When your machines talk together, What will they say about you?

As the rest of the century unfolds you will see machines and artificial Artificial Intelligence units talking among themselves more and more until that chatter becomes a persistent tapestry in the background of our lives that we only rarely hear or notice. When the machine chatter becomes nearly ubiquitous, what will our machines be saying about us?

We can speculate on some of the near horizon M2M apps, but what Machine to Machine chatter will be like mid century and beyond is really impossible to predict. There’s already a lot of M2M out there but now it usually takes human request through push of button, click of app, or other trigger to initiate the conversation.

In the future it will most likely happen seamlessly and automatically. Sensors will detect our presence, temperature, vital signs, position, and everything else measurable. Timers will know when to trigger events, and meters will measure our personal context for events that unfold around us almost completely without our direction. Context will be things like: Are you standing, sitting, laying, moving, or still? What time is it? When did you last eat? What thing did you last do, choose, look at, move toward? What did you last say and what motions did your hand make?

As making machines smart and then smarter becomes a matter of pennies, and as having them talk together wirelessly and automatically also becomes cheap, most companies will open their devices and they will tart them up with artificial artificial intelligence (AAI.*) This will escalate and accelerate for the rest of century until most devices are talking incessantly to most other devices, sensors, and network devices like Chatty Cathy dolls on a loop. Initially companies will do this to leapfrog the competition but later it will be absolutely necessary if they want to stay in business.

Let’s start with a few simplex assumptions and build upon them to get to an example that’s simple, easy, and really doable tomorrow. Machines do not have artificial intelligence yet,  so what starts the conservation between them? It will likely take artificial artificial intelligence (AAI,*) or programs with contextual triggers, thresholds, or control zones that are also able to search and query databases both at home and online.

What will the conversation be about? That will be dependent on the devices talking, the context, and the amount of artificial artificial intelligence (AAI*) built in. Context might consist of time of day, location, position, weather, and data about you — like when you last ate, whether you are standing, sitting, or laying down, who else is present, what songs you like, which artists you like, who your family and friends are, what they like, etc. etc. etc.
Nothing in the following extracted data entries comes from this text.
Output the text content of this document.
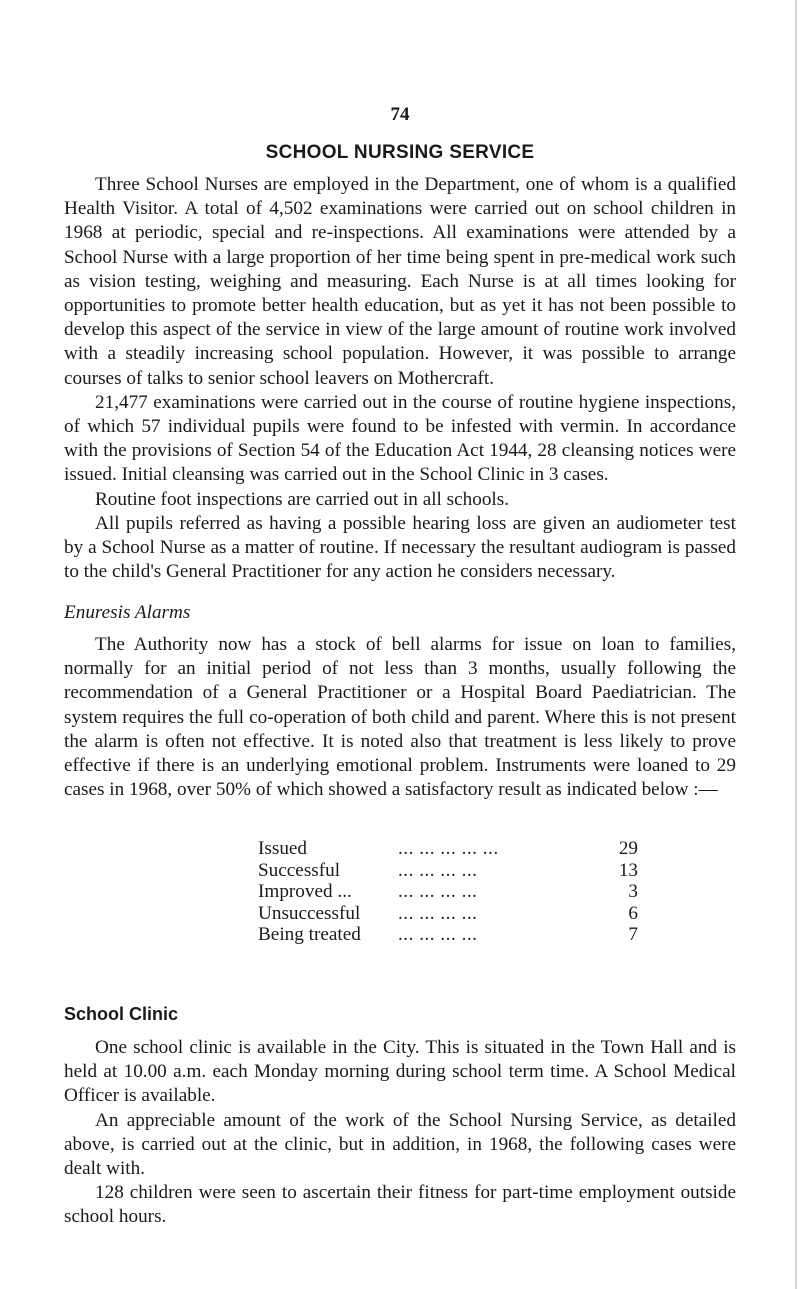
74
SCHOOL NURSING SERVICE

Three School Nurses are employed in the Department, one of whom is a qualified Health Visitor. A total of 4,502 examinations were carried out on school children in 1968 at periodic, special and re-inspections. All examinations were attended by a School Nurse with a large proportion of her time being spent in pre-medical work such as vision testing, weighing and measuring. Each Nurse is at all times looking for opportunities to promote better health education, but as yet it has not been possible to develop this aspect of the service in view of the large amount of routine work involved with a steadily increasing school population. However, it was possible to arrange courses of talks to senior school leavers on Mothercraft.

21,477 examinations were carried out in the course of routine hygiene inspections, of which 57 individual pupils were found to be infested with vermin. In accordance with the provisions of Section 54 of the Education Act 1944, 28 cleansing notices were issued. Initial cleansing was carried out in the School Clinic in 3 cases.

Routine foot inspections are carried out in all schools.

All pupils referred as having a possible hearing loss are given an audiometer test by a School Nurse as a matter of routine. If necessary the resultant audiogram is passed to the child's General Practitioner for any action he considers necessary.

Enuresis Alarms

The Authority now has a stock of bell alarms for issue on loan to families, normally for an initial period of not less than 3 months, usually following the recommendation of a General Practitioner or a Hospital Board Paediatrician. The system requires the full co-operation of both child and parent. Where this is not present the alarm is often not effective. It is noted also that treatment is less likely to prove effective if there is an underlying emotional problem. Instruments were loaned to 29 cases in 1968, over 50% of which showed a satisfactory result as indicated below :—

Issued	... ... ... ... ...	29
Successful	... ... ... ...	13
Improved ...	... ... ... ...	3
Unsuccessful	... ... ... ...	6
Being treated	... ... ... ...	7
School Clinic

One school clinic is available in the City. This is situated in the Town Hall and is held at 10.00 a.m. each Monday morning during school term time. A School Medical Officer is available.

An appreciable amount of the work of the School Nursing Service, as detailed above, is carried out at the clinic, but in addition, in 1968, the following cases were dealt with.

128 children were seen to ascertain their fitness for part-time employment outside school hours.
So here’s an easy example, all the parts exist but none talk together yet. You drive up to your house – your garage is opened by you pressing a button, and you manually switch off the radio. In a fully developed M2M environment things could be different. Your car could signal ahead that you were coming once it recognized that you were near your house with it’s GPS. The Garage door opener could periodically query the camera out front and your car’s until it got short distance confirmed recognition of both your car and your face. It could then open the door, and turn on the speakers in the garage. As you exit the car after pulling into the garage the speakers in the garage play the song, station, or stream that you were listening to in the car. The Garage door opener signals the TV in your living room to turn on and tune in the news channel you usually watch this time of day, and etc. etc. etc. Everything in this example could be kludged together today with existing tech, but since M2M is definitely our future it really does behoove us to create some open standards around it.

Perhaps the FCC should investigate M2M only spectrum, and Universities should look at standards for security and protection (E.G. if our machines are going to know everything about us then they damned well better be secured with biometrics and much more.)

 

* Artificial Artificial intelligence is when masses of data regarding human or individual preferences or masses of actual crowd sourced human input is sifted to get to best choice or a range of best choices – it’s crowd sourcing, history sourcing, or both to find a few best choices: examples are Google and other search engines with their history of other people’s preferences when searching your search term. Others are the “you might also like” recommendation engines at Netflix and Itunes where they use the history of your preferences and look for like, and another is Mechanical Turk at Amazon.com where they put the question to hordes of people on the net to get best answer. This is a term I first heard from Jonathan Zittrain in a Berkman center lecture and I am stealing the term because it’s so appropriate. Bottom line it looks like the machine is thinking and possibly prescient, but it’s really neither — it’s all done through brute force or lots of human responses sifted through context.